900 Anwendungen von Airbus sollen künftig nicht mehr bei einem US-Hyperscaler laufen, sondern beim französischen Anbieter Scaleway. Den Anfang machen 70 besonders sensible Systeme.
Der Flugzeugbauer Airbus zieht einen Teil seiner IT-Infrastruktur von Amazon Web Services (AWS) ab und setzt stattdessen auf den französischen Cloud-Anbieter Scaleway. Insgesamt geht es um 900 Anwendungen, die Airbus als geschäftskritisch einstuft. In einer ersten Phase wechseln 70 davon zu Scaleway.
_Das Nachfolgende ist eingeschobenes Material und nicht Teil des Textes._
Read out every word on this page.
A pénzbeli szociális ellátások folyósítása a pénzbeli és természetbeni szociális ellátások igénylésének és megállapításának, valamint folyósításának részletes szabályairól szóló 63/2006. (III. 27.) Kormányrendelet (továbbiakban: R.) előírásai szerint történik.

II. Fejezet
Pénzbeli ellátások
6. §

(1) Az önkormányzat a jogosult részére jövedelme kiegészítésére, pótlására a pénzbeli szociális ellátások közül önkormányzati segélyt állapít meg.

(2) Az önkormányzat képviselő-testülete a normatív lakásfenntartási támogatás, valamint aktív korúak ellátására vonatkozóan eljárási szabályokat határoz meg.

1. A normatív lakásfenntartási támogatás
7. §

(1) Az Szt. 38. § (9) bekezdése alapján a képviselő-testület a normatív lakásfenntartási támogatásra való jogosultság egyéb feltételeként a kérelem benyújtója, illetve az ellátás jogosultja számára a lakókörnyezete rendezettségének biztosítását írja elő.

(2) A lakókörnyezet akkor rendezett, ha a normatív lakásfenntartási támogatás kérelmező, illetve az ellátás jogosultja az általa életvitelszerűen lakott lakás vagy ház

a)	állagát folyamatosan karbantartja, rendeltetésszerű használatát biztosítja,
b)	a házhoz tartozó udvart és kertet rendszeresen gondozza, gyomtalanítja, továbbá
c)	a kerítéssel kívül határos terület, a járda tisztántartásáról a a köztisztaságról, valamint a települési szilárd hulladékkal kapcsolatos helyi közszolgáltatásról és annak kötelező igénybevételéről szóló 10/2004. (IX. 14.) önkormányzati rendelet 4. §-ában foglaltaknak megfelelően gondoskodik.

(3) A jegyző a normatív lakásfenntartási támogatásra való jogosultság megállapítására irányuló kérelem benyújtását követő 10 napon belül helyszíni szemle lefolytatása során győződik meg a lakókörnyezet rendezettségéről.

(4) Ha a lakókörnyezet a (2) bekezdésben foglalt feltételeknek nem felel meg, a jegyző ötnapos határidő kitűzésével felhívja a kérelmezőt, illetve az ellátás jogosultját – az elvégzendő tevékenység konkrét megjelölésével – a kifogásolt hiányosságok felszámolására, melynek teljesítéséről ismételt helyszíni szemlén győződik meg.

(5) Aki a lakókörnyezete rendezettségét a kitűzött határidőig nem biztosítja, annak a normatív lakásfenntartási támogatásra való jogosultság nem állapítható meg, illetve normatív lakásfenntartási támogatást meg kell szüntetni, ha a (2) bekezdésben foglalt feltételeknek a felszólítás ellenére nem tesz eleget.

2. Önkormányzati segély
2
Zu den Systemen, die den Anbieter wechseln, zählen unter anderem ERP-Software, Programme zur Steuerung der Fertigung (Manufacturing Execution Systems), CRM-Lösungen sowie Software für das Produktlebenszyklus-Management.
Ausschreibung lief seit Jahresbeginn
Airbus hatte bereits im Dezember 2025 angekündigt, für diese Aufgabe eine Ausschreibung zu starten. Anfang 2026 folgte dann der offizielle Auswahlprozess. Catherine Jestin, die bei Airbus den Digitalbereich leitet, begründete die Entscheidung für Scaleway mit einem überzeugenden technischen Konzept sowie attraktiven wirtschaftlichen Konditionen im Vergleich zu den Angeboten großer Hyperscaler. Ausschlaggebend sei zudem gewesen, dass Scaleway zugesagt habe, Airbus künftig in die Weiterentwicklung seiner Produkte einzubinden.
Die Entscheidung für Scaleway beruht auf einer Kombination aus einer sehr überzeugenden technischen Lösung und einem sehr attraktiven kommerziellen Angebot, wodurch das Unternehmen im Vergleich zu den Public-Cloud-Angeboten der Hyperscaler wettbewerbsfähig ist. Darüber hinaus hat sich Scaleway verpflichtet, Airbus in die Festlegung seiner zukünftigen Produkt-Roadmap einzubeziehen.
Catherine Jestin, Digitalbereich-Leiterin bei Airbus
Nach Angaben von Jestin betrifft die Migration zunächst jene Anwendungen, die für den sogenannten Notbetrieb des Unternehmens unverzichtbar sind, intern als „Minimum Viable Company“ bezeichnet. Von den 900 relevanten Systemen laufen die ersten 70 derzeit noch bei AWS und wechseln nun zu Scaleway.
Dass ein europäischer Anbieter einen Auftrag dieser Größenordnung übernimmt, war zu Beginn des Prozesses keineswegs sicher. Airbus hatte im vergangenen Jahr selbst darauf hingewiesen, dass europäische Cloud-Anbieter in der Regel nicht über die Skalierung der großen US-Konzerne verfügen.
AWS bleibt für andere Dienste im Einsatz
Ein kompletter Rückzug von AWS ist mit dem Schritt nicht verbunden. Die Datenplattform Skywise, die Luftfahrtdaten sammelt und auswertet, sowie das System zur Bearbeitung technischer Kundenanfragen bleiben laut Jestin weiterhin bei AWS gehostet.
Auch bei anderen US-Anbietern hält Airbus an bestehenden Partnerschaften fest, etwa bei den Bürosoftware-Angeboten von Microsoft und Google sowie bei Diensten von Salesforce, Coupa und Workday. Jestin stellte klar, dass es nicht das Ziel sei, sich grundsätzlich von nicht europäischen Anbietern zu trennen. Die Wahl richte sich vielmehr danach, wie sensibel die jeweiligen Daten seien.
In einer Stellungnahme erklärte Jestin, durch die neue Cloud-Umgebung würden zentrale Datenbestände vor dem Zugriff ausländischer Gesetze geschützt, während gleichzeitig Kontrolle und Stabilität der industriellen Abläufe erhalten blieben.